Medien / Publizistik

Was bedeutet es, wenn ein Journalist schreibt, eine Frau sitze im Rollstuhl? Sagt er dann auch, dass sie sich ohne Rollstuhl nicht mehr bewegen kann? Und genügt es, bei schweren Vorwürfen die Kritisierten erst am Tag nach der Publikation zu Wort kommen zu lassen? Der Presserat hat einen kniffligen Streit zwischen Tamedia und der Krankenkasse Concordia unter die Lupe genommen. 

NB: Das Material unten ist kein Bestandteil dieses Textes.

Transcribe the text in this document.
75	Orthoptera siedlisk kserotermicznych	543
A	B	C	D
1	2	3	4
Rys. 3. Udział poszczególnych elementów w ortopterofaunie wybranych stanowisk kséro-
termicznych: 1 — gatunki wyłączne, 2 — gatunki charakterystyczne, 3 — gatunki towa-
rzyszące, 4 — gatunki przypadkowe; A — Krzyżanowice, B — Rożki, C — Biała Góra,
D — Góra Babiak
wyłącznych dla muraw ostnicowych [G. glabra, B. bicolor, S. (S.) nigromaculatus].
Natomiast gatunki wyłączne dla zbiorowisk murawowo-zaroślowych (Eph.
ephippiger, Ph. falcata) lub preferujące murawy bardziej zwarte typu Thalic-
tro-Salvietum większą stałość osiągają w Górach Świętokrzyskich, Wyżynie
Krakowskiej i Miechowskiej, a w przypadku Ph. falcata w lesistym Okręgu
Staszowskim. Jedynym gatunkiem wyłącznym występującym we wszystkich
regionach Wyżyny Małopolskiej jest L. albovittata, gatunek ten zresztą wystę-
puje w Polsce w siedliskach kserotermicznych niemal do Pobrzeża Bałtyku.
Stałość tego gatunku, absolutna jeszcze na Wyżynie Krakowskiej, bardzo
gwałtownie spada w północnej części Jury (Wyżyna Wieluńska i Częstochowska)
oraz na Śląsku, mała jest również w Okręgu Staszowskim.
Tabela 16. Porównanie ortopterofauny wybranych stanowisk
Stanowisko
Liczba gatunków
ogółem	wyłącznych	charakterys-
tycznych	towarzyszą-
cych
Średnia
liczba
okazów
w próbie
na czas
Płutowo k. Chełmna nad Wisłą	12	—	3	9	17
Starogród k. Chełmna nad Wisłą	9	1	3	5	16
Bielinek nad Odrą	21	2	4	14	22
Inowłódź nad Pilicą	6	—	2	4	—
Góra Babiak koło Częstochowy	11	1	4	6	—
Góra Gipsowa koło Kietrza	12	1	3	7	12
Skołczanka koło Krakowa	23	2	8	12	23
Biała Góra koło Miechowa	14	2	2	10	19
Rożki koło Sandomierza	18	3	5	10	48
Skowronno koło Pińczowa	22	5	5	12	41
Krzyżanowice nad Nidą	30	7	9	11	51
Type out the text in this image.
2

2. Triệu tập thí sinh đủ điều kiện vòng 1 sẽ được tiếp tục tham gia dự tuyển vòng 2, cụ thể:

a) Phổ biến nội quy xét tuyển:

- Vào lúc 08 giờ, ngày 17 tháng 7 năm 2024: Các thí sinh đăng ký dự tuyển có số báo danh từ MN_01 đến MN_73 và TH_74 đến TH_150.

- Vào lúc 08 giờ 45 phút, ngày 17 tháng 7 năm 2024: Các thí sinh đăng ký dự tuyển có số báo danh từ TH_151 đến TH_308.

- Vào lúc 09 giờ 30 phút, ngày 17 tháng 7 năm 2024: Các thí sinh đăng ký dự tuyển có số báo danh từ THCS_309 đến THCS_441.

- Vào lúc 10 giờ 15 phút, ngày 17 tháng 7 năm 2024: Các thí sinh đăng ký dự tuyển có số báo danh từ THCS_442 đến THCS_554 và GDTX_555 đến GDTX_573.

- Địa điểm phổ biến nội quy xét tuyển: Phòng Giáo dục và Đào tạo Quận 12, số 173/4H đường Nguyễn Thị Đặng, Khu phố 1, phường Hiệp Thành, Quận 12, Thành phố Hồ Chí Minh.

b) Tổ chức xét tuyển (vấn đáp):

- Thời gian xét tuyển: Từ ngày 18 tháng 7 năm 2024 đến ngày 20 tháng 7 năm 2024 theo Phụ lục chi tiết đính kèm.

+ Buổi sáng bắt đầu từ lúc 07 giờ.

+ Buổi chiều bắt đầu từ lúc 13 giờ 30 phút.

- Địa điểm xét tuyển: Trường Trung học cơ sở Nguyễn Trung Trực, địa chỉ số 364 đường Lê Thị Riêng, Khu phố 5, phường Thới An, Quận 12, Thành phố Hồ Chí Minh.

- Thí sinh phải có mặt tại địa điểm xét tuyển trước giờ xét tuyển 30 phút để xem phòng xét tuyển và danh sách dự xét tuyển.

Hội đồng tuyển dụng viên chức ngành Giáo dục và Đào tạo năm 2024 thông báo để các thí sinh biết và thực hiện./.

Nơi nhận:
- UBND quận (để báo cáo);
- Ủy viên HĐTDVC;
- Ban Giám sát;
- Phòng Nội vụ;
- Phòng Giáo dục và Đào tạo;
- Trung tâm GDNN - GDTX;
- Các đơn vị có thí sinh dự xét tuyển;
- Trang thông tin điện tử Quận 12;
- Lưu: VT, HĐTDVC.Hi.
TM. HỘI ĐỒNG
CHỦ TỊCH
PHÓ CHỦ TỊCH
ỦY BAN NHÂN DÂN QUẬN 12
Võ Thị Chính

«Wie viel darf eine Krankheit kosten?» betitelten der «Tages-Anzeiger» im Februar einen Bericht, der im «Bund» unter dem Titel «Patientin soll abnehmen – oder zahlen» veröffentlicht wurde. Auf dem Foto ist ein leerer Rollstuhl zu sehen, darunter die Legende: «Kein Sport möglich: Ohne Rollstuhl kann sich die Morbus-Pompe-Patientin nicht mehr fortbewegen.»

Der Artikel erzählt vom Schicksal einer Frau, die an der seltenen Muskelschwundkrankheit Morbus Pompe leidet. Das Medikament, das die Symptome stabilisiert, gehört mit 300'000 bis 520'000 Franken Behandlungskosten im Jahr zu den teuersten Medikamenten der Schweiz. Das Mittel wird nach Körpergewicht dosiert.

Der in den beiden Tamedia-Blättern publizierte Artikel stützte sich auf einen Brief der Concordia, in dem die Krankenkasse die Patientin an ihre «Schadenminderungspflicht» erinnert. Laut Artikel würde der Versicherer in dem Schreiben eine erfolgreiche Schlankheitskur als «einen Schritt in die richtige Richtung» loben und eine weitere Gewichtsreduktion verlangen. Dies mit der Ankündigung, nach Ablauf eines Ultimatums nur noch eine Medikamentendosis, die für das abermals reduzierte Körpergewicht berechnet ist, bezahlen zu wollen, wie in der Urteilsbegründung des Presserates nachzulesen ist.

Concordia beschwerte sich beim Aufsichtsorgan der Presse, der durch Text und Foto suggerierte Eindruck, das es sich um «eine Frau im Rollstuhl» handle, sei «falsch, wahrheitswidrig und irreführend», was auch der behandelnde Arzt bestätigte. 

Die Krankenkasse kreidete Tamedia zudem an, im auf «Tages-Anzeiger» online veröffentlichten Artikel werde behauptet, gemäss Patientenschützerin und GLP-Nationalrätin Margrit Kessler gehe die Versicherung systematisch vor. Das Bundesamt für Gesundheit habe klare Richtlinien für die Vergabe des Muskelschwund-Medikaments formuliert, welche die Patientin offenbar erfülle. Kessler wird wie folgt zitiert: «Die Concordia setzt sich aus rein wirtschaftlichen Überlegungen über diese hinweg.» 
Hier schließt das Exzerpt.